Princípios Ideológicos

Os princípios ideológicos do regime baseavam-se em um nacionalismo centralista anti-separatista e um forte antiliberalismo. Após a guerra, intensificou-se o anticomunismo com severa repressão aos derrotados. Franco, visto como o salvador da Espanha, estabeleceu as bases do Nacional-Catolicismo, onde a Igreja Católica exercia controle sobre a educação e a moral pública. O regime utilizou o corporativismo e o populismo para a incorporação passiva das massas através da Falange e da Igreja, além de uma censura rigorosa para manter a essência conservadora.

Bases Sociais do Franquismo

As bases sociais do regime giravam em torno do Exército, da Igreja e da Falange:

  • Exército: A espinha dorsal do regime, leal a Franco e garantidor da ordem pública.
  • Igreja Católica: Legitimou o regime e controlou a educação, com organizações como a ACNP e o Opus Dei. O Concílio Vaticano II (1962-65) marcou o início da separação entre Igreja e Estado.
  • Falange: Controlava o sindicato vertical e o trabalho.

Outros apoios incluíam a oligarquia financeira, latifundiários e as classes médias urbanas.

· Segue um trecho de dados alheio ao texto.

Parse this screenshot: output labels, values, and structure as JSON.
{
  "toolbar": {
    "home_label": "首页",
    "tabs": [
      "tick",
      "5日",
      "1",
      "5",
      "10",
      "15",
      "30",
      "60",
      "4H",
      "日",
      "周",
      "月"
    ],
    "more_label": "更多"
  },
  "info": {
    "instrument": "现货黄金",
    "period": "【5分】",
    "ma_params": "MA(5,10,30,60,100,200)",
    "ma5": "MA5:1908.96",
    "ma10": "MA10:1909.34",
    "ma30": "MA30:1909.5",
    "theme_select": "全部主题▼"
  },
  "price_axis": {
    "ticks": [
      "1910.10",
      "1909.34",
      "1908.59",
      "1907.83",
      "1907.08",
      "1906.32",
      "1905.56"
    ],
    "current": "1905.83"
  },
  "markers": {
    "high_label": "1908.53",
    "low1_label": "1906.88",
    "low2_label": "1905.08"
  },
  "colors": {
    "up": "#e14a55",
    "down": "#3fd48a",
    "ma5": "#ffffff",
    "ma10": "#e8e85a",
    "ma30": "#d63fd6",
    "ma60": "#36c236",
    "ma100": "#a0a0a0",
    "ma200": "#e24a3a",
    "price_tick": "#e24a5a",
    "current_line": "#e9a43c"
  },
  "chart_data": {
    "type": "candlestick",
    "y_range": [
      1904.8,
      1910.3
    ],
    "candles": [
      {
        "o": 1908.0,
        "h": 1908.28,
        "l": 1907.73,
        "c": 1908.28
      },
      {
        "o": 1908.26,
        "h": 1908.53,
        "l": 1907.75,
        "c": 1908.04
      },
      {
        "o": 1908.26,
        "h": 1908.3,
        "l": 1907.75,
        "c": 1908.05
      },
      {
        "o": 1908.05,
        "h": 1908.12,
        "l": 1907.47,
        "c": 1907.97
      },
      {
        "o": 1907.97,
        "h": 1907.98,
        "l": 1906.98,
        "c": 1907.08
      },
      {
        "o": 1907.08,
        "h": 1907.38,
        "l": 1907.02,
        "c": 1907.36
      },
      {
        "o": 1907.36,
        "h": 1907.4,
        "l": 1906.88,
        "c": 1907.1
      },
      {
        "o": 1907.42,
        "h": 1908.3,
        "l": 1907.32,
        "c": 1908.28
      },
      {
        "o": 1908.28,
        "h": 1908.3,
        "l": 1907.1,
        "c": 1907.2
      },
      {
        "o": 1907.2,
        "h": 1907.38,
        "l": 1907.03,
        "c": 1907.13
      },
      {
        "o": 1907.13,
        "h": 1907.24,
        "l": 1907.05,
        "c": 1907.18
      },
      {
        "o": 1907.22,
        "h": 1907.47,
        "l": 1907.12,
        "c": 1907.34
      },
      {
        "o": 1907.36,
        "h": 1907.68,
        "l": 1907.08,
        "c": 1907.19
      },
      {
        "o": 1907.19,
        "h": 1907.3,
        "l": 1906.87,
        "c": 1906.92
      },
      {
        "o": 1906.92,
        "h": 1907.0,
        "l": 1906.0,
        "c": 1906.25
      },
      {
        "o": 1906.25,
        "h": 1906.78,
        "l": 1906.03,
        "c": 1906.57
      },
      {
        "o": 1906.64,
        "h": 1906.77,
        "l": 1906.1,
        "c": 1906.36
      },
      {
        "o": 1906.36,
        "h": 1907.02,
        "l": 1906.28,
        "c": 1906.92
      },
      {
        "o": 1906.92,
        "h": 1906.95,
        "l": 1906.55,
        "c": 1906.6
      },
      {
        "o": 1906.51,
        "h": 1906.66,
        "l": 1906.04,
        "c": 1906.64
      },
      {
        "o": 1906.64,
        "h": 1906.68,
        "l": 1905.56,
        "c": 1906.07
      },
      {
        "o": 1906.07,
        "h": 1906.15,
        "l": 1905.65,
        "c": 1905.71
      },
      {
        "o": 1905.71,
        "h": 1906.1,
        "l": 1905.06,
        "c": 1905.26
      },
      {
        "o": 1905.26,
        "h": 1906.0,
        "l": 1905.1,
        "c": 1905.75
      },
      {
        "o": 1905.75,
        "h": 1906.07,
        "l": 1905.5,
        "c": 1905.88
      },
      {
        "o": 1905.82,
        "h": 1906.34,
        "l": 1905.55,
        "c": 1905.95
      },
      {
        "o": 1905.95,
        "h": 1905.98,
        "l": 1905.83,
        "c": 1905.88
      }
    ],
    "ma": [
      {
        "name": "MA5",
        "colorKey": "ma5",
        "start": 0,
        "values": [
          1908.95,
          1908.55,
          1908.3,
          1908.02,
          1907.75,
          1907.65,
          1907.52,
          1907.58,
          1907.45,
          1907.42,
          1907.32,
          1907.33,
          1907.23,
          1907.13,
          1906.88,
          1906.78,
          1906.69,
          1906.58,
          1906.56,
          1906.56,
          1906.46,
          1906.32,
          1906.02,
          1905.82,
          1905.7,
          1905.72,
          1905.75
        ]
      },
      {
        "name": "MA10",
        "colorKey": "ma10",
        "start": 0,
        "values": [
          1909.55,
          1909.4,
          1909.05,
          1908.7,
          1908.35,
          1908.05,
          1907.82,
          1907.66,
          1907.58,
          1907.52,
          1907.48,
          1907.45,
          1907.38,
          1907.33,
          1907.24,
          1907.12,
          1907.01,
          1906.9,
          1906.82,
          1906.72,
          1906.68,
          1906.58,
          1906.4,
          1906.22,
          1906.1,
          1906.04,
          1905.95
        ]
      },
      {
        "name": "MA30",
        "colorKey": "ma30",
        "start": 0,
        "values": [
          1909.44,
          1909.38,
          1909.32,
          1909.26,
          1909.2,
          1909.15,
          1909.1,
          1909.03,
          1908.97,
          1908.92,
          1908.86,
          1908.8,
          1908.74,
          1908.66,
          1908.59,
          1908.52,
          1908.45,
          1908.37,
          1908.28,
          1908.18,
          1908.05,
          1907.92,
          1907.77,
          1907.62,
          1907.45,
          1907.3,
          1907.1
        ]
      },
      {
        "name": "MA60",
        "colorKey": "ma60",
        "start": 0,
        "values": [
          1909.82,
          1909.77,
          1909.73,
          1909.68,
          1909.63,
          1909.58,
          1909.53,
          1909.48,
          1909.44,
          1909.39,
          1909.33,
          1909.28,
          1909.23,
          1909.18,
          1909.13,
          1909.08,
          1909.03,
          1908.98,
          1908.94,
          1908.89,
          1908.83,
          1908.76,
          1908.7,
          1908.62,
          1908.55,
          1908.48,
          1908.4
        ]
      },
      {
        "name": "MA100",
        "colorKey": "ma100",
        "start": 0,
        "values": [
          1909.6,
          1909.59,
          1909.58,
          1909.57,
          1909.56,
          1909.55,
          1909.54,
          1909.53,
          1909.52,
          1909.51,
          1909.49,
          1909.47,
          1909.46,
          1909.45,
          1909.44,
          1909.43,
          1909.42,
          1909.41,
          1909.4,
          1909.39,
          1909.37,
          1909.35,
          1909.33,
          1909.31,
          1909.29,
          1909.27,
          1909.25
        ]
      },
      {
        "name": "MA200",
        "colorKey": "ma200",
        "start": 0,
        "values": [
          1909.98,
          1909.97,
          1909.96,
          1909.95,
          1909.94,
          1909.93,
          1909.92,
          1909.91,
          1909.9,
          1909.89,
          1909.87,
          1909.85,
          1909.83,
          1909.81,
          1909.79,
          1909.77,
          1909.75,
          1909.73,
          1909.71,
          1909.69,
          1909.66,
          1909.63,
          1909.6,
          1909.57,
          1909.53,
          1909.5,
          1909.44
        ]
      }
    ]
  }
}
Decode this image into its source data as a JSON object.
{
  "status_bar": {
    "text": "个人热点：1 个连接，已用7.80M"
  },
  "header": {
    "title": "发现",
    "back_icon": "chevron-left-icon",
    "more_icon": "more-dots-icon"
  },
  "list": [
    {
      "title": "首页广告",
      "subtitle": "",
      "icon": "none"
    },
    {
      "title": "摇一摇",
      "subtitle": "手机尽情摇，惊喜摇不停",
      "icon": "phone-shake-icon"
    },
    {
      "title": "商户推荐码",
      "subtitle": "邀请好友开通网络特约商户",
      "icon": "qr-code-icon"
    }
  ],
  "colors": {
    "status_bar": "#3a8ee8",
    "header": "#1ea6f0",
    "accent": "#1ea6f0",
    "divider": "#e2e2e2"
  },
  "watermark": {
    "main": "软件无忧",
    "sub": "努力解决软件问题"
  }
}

Institucionalização e Leis Fundamentais

A institucionalização ocorreu sob o partido único FET y de las JONS. O poder era absoluto, com governadores civis e militares controlando o território. O sistema, denominado democracia orgânica, baseava-se em leis fundamentais, como:

  • Lei do Trabalho (1938): Base dos sindicatos verticais.
  • Lei Constitutiva das Cortes (1942): Órgão consultivo do regime.
  • Foro dos Espanhóis (1945): Direitos limitados à obediência ao regime.
  • Lei de Sucessão (1947): Definiu a Espanha como reino, preparando a sucessão.
  • Lei Orgânica do Estado (1966): Estrutura jurídica final.

Política Externa e Fases do Regime

A política externa passou por três fases: a neutralidade colaborativa na Segunda Guerra Mundial, o isolamento internacional (1945-1953) e a integração no bloco ocidental durante a Guerra Fria. Internamente, o regime evoluiu em quatro etapas, desde a autarquia inicial até a abertura tecnocrática e a decomposição final após o assassinato de Carrero Blanco, culminando na morte de Franco em 1975.